With more time on your hands, what a great opportunity to find new outlets for fun and creativity that are free or within your means. The library is a great source of free, fun programs for adults. And I have learned more arts and crafts activities from YouTube than you can imagine! After becoming disabled in 2010, I was urged to explore artistic expression despite my thinking I had no talent at all. Since then, I have learned how to do intricate doodles that filled me with joy for many hours, yarn crafts, and many others. With the Internet such a fabulous free source of inspiration and tutorials, what a great gift to have time to explore and play!
Wishing you the best with your commitment.
I really appreciate the detailed and thoughtful responses you have given to the comments on this post, Susan, especially this one. I’m sure what you wrote was helpful to Tara and it was for me, too. It’s very hard to sit in silence and be with our thoughts, which is why so many of us resort to compulsive behaviors like overshopping. I’m impressed with your progress and your journey and I’m very grateful to you for posting on my blog!

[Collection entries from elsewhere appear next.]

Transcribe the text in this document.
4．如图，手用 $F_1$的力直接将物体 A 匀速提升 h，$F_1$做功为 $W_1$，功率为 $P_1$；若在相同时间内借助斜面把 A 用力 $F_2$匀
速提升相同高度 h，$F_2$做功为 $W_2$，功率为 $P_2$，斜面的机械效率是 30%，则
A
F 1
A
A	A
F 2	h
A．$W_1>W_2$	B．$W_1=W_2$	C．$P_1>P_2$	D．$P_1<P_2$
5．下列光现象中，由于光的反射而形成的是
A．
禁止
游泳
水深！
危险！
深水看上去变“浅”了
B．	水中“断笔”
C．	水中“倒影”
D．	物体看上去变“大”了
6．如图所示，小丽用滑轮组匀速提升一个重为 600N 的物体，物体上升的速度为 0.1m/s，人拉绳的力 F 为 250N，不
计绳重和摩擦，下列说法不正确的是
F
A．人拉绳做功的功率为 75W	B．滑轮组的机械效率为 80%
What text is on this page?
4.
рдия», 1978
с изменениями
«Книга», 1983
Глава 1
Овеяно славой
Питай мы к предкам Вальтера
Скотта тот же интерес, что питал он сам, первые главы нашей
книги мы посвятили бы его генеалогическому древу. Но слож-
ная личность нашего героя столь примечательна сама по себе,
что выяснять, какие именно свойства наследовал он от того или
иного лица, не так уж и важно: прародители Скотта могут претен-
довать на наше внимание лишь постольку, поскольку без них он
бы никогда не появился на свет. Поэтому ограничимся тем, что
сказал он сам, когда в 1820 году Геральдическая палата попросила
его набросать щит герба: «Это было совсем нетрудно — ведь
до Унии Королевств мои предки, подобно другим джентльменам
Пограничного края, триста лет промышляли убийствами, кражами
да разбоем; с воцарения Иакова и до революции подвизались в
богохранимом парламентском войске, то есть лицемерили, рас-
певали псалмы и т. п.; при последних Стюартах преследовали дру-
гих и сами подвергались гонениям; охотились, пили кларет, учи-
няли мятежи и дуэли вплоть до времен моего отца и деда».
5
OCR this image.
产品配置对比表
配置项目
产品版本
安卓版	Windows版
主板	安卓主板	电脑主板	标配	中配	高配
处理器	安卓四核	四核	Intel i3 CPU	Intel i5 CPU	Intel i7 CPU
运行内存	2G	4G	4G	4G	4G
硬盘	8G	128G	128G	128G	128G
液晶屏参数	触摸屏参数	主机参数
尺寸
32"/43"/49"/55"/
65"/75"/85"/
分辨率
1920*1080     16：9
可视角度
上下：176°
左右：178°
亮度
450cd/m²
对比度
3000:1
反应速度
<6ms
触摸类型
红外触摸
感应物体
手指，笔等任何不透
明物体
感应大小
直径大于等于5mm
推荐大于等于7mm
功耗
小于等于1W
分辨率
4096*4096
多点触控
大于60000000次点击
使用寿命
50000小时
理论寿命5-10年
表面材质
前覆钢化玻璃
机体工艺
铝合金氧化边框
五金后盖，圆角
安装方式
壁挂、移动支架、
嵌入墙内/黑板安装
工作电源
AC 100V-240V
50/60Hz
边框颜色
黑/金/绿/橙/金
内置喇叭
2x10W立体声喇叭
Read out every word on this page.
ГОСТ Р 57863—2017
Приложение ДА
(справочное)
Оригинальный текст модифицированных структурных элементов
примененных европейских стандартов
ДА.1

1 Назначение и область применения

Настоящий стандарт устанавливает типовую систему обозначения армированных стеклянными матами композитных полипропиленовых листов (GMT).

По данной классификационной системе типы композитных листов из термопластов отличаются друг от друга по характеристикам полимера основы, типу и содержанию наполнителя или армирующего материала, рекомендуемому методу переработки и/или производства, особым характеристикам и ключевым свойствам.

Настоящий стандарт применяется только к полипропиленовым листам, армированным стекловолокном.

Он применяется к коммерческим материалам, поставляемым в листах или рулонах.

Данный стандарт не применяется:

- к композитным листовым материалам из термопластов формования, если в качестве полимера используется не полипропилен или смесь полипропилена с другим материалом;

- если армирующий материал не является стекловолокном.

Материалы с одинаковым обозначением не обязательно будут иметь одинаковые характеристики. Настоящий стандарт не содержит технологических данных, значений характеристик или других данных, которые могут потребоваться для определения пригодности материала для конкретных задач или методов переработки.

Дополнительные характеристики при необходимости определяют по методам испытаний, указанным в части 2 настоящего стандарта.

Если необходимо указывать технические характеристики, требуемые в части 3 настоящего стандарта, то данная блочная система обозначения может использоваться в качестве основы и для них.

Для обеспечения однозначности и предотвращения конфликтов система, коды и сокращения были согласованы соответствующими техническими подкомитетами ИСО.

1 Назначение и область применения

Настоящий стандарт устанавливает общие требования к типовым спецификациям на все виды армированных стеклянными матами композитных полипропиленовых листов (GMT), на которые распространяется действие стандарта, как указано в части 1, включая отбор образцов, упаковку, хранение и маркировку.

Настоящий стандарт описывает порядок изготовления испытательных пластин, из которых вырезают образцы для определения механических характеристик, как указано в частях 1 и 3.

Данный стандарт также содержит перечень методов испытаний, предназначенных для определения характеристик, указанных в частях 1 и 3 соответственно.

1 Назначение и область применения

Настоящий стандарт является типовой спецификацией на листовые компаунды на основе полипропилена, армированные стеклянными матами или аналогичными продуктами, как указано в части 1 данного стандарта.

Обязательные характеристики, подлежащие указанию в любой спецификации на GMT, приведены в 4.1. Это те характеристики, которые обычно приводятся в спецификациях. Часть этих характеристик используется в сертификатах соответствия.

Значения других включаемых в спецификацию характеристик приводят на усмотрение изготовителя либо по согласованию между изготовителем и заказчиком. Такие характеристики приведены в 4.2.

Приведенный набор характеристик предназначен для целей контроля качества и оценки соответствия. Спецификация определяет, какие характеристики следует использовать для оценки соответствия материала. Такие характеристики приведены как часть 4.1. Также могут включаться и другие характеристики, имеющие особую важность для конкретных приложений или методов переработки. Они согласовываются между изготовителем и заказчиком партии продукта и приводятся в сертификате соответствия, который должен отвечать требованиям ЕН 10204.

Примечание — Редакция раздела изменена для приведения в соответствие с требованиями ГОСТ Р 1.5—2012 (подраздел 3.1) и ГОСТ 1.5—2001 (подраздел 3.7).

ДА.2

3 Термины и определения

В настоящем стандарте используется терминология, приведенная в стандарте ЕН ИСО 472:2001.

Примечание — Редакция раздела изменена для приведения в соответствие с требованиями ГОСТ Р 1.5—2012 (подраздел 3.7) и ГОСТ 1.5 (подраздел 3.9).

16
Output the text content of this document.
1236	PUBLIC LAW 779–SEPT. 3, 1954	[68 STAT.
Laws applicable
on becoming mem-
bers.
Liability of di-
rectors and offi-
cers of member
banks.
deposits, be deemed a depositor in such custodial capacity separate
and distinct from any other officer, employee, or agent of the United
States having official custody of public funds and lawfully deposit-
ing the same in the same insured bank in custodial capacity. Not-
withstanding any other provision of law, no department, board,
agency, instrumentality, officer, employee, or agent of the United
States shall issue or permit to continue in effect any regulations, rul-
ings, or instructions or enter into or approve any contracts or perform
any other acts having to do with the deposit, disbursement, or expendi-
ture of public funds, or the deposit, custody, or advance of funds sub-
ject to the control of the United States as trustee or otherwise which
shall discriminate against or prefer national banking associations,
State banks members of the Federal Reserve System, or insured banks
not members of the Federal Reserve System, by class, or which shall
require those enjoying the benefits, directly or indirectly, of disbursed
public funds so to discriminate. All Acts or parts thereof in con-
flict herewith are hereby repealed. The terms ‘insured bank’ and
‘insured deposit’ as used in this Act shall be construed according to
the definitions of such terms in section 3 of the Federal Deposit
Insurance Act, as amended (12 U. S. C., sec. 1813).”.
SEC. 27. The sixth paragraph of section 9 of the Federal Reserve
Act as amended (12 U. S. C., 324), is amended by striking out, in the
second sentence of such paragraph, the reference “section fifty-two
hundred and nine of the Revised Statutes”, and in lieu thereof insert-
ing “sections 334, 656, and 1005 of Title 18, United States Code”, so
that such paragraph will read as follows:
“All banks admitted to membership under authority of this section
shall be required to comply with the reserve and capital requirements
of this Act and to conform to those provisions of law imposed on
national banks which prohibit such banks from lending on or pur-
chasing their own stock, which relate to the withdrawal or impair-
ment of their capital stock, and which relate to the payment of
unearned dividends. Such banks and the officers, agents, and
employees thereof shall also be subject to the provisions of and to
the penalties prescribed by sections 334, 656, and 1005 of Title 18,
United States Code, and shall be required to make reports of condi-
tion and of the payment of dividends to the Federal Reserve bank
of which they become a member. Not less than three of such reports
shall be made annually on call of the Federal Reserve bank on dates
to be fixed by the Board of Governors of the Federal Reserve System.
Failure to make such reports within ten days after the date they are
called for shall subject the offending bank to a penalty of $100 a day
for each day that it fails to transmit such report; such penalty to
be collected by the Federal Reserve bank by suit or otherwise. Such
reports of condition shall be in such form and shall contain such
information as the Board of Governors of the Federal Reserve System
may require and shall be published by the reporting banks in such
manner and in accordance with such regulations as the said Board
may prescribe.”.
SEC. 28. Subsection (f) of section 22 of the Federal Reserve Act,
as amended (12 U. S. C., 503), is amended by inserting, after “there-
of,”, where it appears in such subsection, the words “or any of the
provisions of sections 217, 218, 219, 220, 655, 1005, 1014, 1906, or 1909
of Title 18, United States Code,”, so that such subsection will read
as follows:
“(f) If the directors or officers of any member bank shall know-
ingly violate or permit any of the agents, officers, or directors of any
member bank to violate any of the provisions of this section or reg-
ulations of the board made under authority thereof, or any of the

Very grateful for the opportunity, and so inspired by all you have done as well. This website is a wonderful resource.
Hi Susan, I hardly ever comment but loved your post so I had to comment. I think with compulsive shopping it’s easy to get caught up in the symptoms and seek remedies that just address the shopping, which aren’t likely to work if the root lies deeper. I believe with any compulsive behaviour you have to get to the root, however painful that is. My husband is in a 12 step programme so I’ve seen first hand how powerful they are if you really put in the effort to work the steps. Thanks for sharing your story.
Thank you for your comment, Mel. I totally agree. And you remind me that my recovery has enhanced my marriage greatly. Another remarkable by-product.